The number of wildfires rose in Canada’s main oil-producing province over the weekend as a heat wave brought hot, dry conditions, prompting officials to warn of more blazes to come.
As of Sunday afternoon, there were 87 active fires in the province with 24 considered out of control, up from 21 the previous day.
“The fire danger is extreme,” Josee St-Onge, spokeswoman for Wildfire Alberta, said at a news conference Sunday. “Our peak burning period — which is when the temperatures are at their highest and the fuels are at their driest — is still in front of us.”
Extreme heat warnings were in effect across much of the province. Temperatures in Manning, a town in the province’s north, surged to 30.9C (87F) on Sunday — some 14 degrees above normal for this time of the year, according to data from Environment Canada.
“Hot and dry conditions throughout much of Alberta present an ever increasing risk of new wildfires starting and the potential for current wildfires to grow quickly,” said Colin Blair, executive director of the Alberta Emergency Management Agency.
More than 1,500 people were fighting fires on Sunday, while helicopters were deployed to drop buckets of water on hotspots. An additional 200 firefighters had arrived from the US, St-Onge said. More than 19,0000 residents had been evacuated.
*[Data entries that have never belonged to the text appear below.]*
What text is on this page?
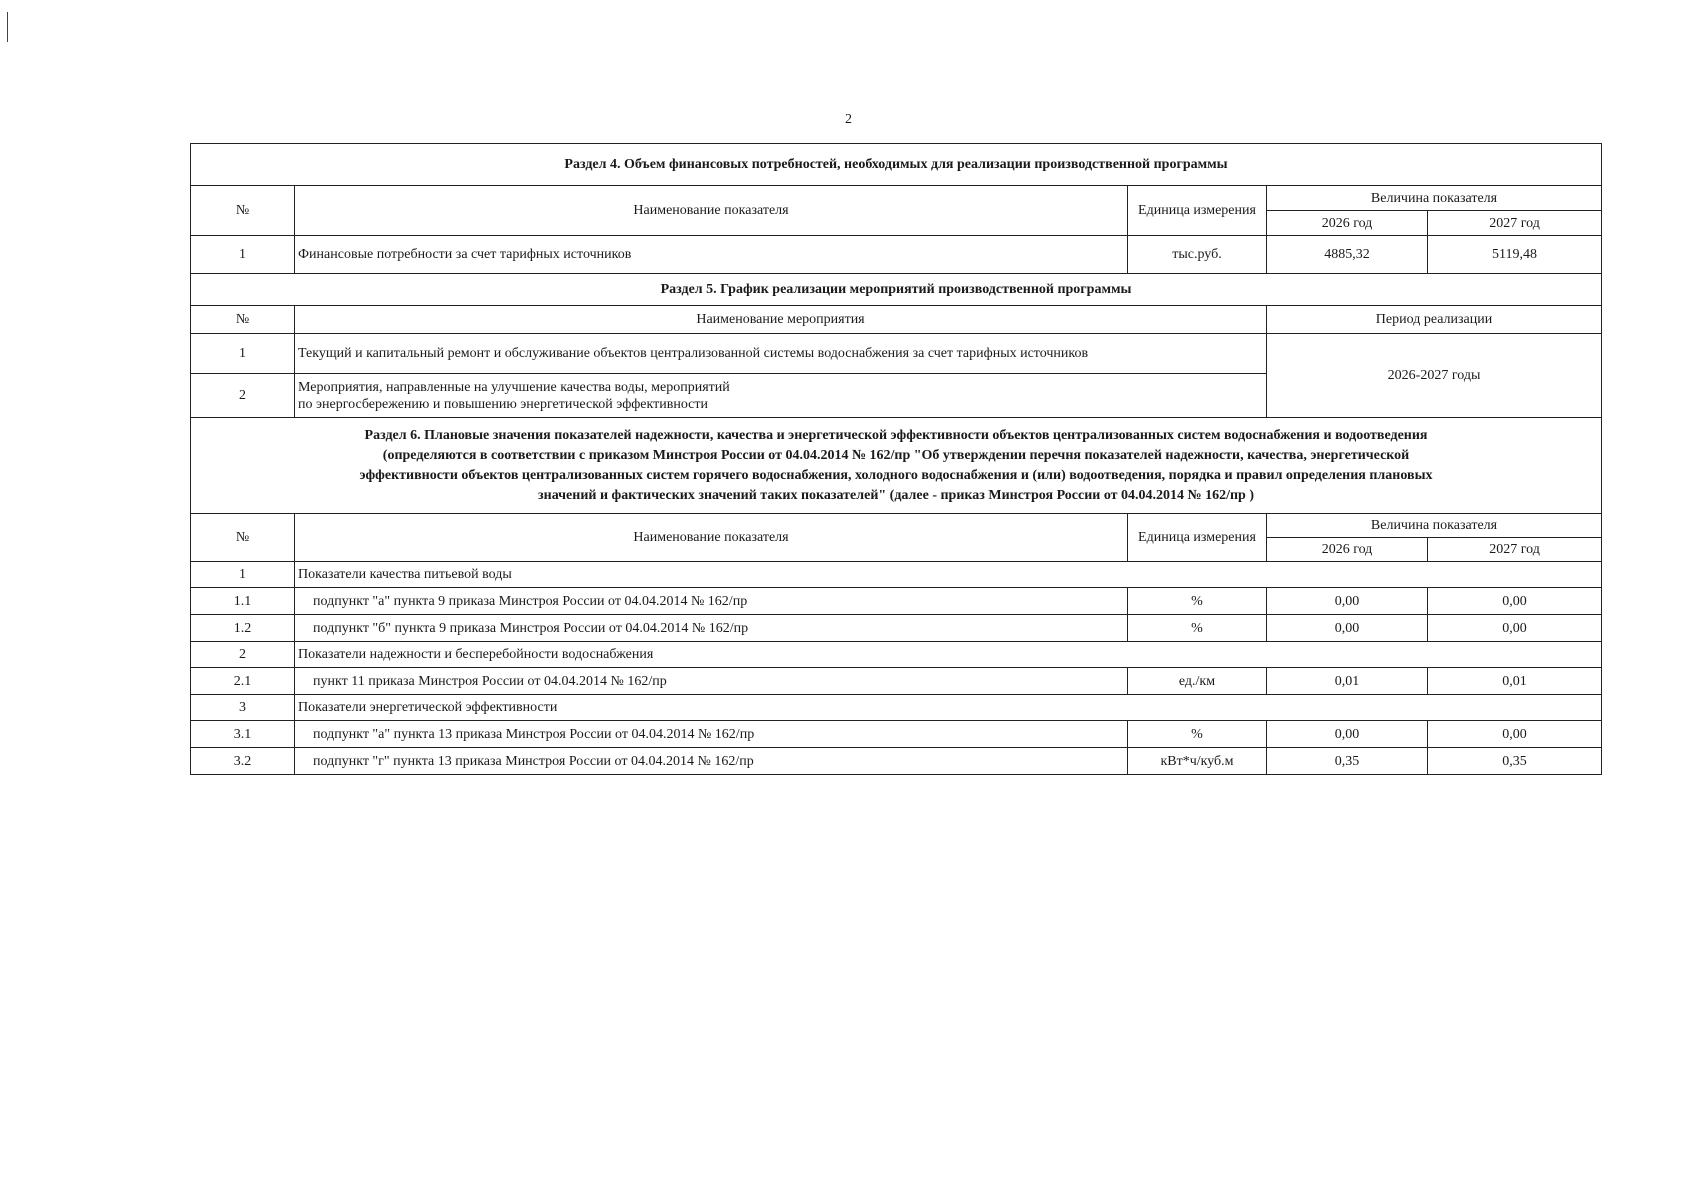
2
Раздел 4. Объем финансовых потребностей, необходимых для реализации производственной программы				
№	Наименование показателя	Единица измерения	Величина показателя	
			2026 год	2027 год
1	Финансовые потребности за счет тарифных источников	тыс.руб.	4885,32	5119,48
Раздел 5. График реализации мероприятий производственной программы				
№	Наименование мероприятия		Период реализации	
1	Текущий и капитальный ремонт и обслуживание объектов централизованной системы водоснабжения за счет тарифных источников		2026-2027 годы	
2	Мероприятия, направленные на улучшение качества воды, мероприятий
по энергосбережению и повышению энергетической эффективности			

Раздел 6. Плановые значения показателей надежности, качества и энергетической эффективности объектов централизованных систем водоснабжения и водоотведения
(определяются в соответствии с приказом Минстроя России от 04.04.2014 № 162/пр "Об утверждении перечня показателей надежности, качества, энергетической
эффективности объектов централизованных систем горячего водоснабжения, холодного водоснабжения и (или) водоотведения, порядка и правил определения плановых
значений и фактических значений таких показателей" (далее - приказ Минстроя России от 04.04.2014 № 162/пр )				

№	Наименование показателя	Единица измерения	Величина показателя	
			2026 год	2027 год
1	Показатели качества питьевой воды			
1.1	подпункт "а" пункта 9 приказа Минстроя России от 04.04.2014 № 162/пр	%	0,00	0,00
1.2	подпункт "б" пункта 9 приказа Минстроя России от 04.04.2014 № 162/пр	%	0,00	0,00
2	Показатели надежности и бесперебойности водоснабжения			
2.1	пункт 11 приказа Минстроя России от 04.04.2014 № 162/пр	ед./км	0,01	0,01
3	Показатели энергетической эффективности			
3.1	подпункт "а" пункта 13 приказа Минстроя России от 04.04.2014 № 162/пр	%	0,00	0,00
3.2	подпункт "г" пункта 13 приказа Минстроя России от 04.04.2014 № 162/пр	кВт*ч/куб.м	0,35	0,35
In 2016, wildfires tore through Aberta’s oil sands, shutting down more than 1 million barrels of daily crude production and razing whole sections of Fort McMurray, the biggest city in the oil-sands region. This month’s blazes have largely spared the oil sands, but they’ve hammered the province’s drought-stricken west, forcing the evacuation of as many as 30,000 people and curtailing natural gas output.